Recommendation Three. Educating Youth on Digital Literacy for VR. Continuous education on social VR and broader immersive technologies is also needed for creating safe online social spaces for minors. Such technologies are increasingly embedded into young people’s everyday social lives. In this sense, tutorial and training modules specifically designed for minors seem to be necessary. In addition, translating concepts from other forms of media such as sharing information online and setting strong privacy controls is needed. As VR itself has been commonly used for training for stressful situations [137], platform specific training focused on safe interactions could help mitigate potential risks.

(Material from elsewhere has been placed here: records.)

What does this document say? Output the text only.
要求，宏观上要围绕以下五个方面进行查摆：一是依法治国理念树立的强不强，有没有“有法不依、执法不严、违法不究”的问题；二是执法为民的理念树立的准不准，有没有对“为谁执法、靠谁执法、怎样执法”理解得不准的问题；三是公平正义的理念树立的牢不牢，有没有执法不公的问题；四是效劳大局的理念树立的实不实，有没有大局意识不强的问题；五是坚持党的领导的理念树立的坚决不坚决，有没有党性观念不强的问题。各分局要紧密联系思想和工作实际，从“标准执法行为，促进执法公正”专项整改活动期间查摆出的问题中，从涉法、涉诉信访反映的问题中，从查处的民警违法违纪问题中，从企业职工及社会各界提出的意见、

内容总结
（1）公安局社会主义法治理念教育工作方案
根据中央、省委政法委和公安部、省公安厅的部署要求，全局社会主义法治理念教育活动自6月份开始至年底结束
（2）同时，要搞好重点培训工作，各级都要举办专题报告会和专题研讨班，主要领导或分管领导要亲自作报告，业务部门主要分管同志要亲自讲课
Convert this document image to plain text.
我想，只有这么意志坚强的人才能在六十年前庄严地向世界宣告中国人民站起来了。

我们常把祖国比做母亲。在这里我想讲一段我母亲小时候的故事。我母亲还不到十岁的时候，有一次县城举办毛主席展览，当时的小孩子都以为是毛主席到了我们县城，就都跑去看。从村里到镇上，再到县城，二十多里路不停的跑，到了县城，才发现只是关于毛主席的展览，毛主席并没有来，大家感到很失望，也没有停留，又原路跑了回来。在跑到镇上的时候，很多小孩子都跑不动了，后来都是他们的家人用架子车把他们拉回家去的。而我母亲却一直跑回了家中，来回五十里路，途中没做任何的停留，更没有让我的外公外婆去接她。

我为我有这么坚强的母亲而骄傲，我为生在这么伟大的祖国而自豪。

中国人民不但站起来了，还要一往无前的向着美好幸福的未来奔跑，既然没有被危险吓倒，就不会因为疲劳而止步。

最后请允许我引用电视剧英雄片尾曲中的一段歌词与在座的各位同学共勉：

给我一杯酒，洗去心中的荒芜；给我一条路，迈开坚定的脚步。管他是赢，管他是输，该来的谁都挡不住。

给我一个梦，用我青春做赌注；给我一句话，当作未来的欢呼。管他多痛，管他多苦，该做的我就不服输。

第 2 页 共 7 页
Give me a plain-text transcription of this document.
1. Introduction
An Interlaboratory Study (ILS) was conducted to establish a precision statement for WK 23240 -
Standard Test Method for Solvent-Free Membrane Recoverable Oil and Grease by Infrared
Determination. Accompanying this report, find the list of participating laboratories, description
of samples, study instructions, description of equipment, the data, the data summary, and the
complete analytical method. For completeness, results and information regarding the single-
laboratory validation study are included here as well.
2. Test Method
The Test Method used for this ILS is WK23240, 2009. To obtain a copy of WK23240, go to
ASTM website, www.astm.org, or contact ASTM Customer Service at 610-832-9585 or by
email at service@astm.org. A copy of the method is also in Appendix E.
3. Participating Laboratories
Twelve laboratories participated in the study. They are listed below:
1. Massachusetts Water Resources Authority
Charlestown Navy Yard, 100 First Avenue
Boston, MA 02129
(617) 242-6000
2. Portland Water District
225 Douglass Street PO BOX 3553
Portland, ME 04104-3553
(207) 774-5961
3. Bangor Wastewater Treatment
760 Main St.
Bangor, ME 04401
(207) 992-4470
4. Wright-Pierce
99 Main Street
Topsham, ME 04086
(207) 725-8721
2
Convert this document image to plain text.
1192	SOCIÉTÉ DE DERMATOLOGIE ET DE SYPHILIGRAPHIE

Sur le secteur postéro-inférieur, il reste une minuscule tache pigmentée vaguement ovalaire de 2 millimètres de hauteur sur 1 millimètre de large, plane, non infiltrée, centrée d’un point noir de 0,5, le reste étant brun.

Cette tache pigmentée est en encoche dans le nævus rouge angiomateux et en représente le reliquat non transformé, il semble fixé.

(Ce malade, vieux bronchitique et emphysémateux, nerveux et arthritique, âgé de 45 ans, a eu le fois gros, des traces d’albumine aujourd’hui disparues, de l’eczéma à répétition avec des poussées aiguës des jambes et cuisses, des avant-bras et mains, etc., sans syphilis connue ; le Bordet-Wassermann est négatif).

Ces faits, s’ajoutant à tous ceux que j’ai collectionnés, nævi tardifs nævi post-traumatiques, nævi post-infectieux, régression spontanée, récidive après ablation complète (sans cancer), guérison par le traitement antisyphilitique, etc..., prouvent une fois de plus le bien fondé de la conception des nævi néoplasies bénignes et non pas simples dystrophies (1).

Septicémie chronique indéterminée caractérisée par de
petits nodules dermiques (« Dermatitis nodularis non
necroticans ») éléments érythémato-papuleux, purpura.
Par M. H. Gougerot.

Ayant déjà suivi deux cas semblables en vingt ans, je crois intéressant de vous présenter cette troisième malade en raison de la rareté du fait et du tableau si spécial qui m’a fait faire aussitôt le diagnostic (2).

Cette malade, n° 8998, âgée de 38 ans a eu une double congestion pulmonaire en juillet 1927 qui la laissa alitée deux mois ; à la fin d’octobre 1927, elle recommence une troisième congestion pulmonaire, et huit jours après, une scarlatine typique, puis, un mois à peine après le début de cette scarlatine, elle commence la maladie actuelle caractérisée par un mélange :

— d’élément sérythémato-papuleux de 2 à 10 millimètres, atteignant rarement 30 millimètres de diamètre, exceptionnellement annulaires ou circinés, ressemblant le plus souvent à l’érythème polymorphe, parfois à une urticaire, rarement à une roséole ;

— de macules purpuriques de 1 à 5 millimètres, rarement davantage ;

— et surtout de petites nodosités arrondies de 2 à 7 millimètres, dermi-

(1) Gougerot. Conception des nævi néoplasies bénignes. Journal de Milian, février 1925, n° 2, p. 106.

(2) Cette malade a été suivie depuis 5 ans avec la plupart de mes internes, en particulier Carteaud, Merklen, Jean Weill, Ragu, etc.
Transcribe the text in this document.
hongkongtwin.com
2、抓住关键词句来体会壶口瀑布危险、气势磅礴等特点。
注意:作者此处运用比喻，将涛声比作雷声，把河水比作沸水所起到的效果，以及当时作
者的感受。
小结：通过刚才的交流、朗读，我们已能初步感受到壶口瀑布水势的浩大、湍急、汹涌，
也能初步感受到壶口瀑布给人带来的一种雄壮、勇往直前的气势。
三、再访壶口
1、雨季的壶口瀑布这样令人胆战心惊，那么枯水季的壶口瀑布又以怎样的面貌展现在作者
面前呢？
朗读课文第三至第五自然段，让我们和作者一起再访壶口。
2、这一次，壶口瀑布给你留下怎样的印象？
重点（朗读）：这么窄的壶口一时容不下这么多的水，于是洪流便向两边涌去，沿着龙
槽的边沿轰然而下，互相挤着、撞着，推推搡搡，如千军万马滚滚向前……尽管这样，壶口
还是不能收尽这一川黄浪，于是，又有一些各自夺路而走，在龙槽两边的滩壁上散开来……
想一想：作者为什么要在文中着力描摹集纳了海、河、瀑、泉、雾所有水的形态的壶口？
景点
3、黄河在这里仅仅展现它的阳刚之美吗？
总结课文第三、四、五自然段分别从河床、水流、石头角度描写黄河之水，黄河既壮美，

A few limitations of this work:
Youth are an incredibly interesting group to study in this line of research; however, because of their age we included addition ethical protections to ensure their privacy was maintained and that we complied with research ethics and platform guidelines. Most of the data collected in this study were qualitative, with the final study quantifying the previous findings. In addition, as the data were collected anonymously to protect the identity of the participants, it is possible that the teenagers were not teenagers as users self-reported their age and information. The relatively high number of youth in social VR could be due to the fact that all social VR platforms are free-to-play experiences, potentially creating issues among groups. Additionally, as the work in this dissertation relates to ages 13 to 18, a particularly wide age range involving much growth and development, future work should explore changes using a smaller age range. I will add that the findings from this study may relate to youth younger than 13, as it is possible that Study 1 and Study 2 included younger age groups. Finally, these findings may not be representative of all teenagers as these participants were enthusiasts of VR technology and recruited from online groups where enthusiasts interact and, thus, may involve self-selection bias.

Future Directions:
As this is the first work focusing on understanding youth in social VR with extensions to broader VR concepts, there are multiple avenues for future research investigating youth and immersive technology. In no particular order, I have outlined a few future directions remaining to explored:

-What are the effects of VR on various age groups under 18?
-How does VR integrate into home life (e.g., tensions, bonding)?
-How do VR and social VR affect youth on a physiological level?
-How do more marginalized youth perceive and use VR?
-What are the implications of a teen-centric environment?
-Who is the governing body for youth? (e.g., United Nations)?
-How can XR hardware be designed specifically for youth?
-How, if at all, can VR be integrated into educational environments?
-What, if any, are the physical effects of XR on youth?
-What are potential mitigation solutions for the harm caused to youth in the metaverse?
-How do we protect the anonymity and identity of youth in the metaverse?
-What are the long-term effects of XR on youth?

My goal for posing these questions is that they lead researchers to explore how XR technology and the broader metaverse can be developed to build experiences and devices which promote safety, equity, and emotional fulfillment for youth.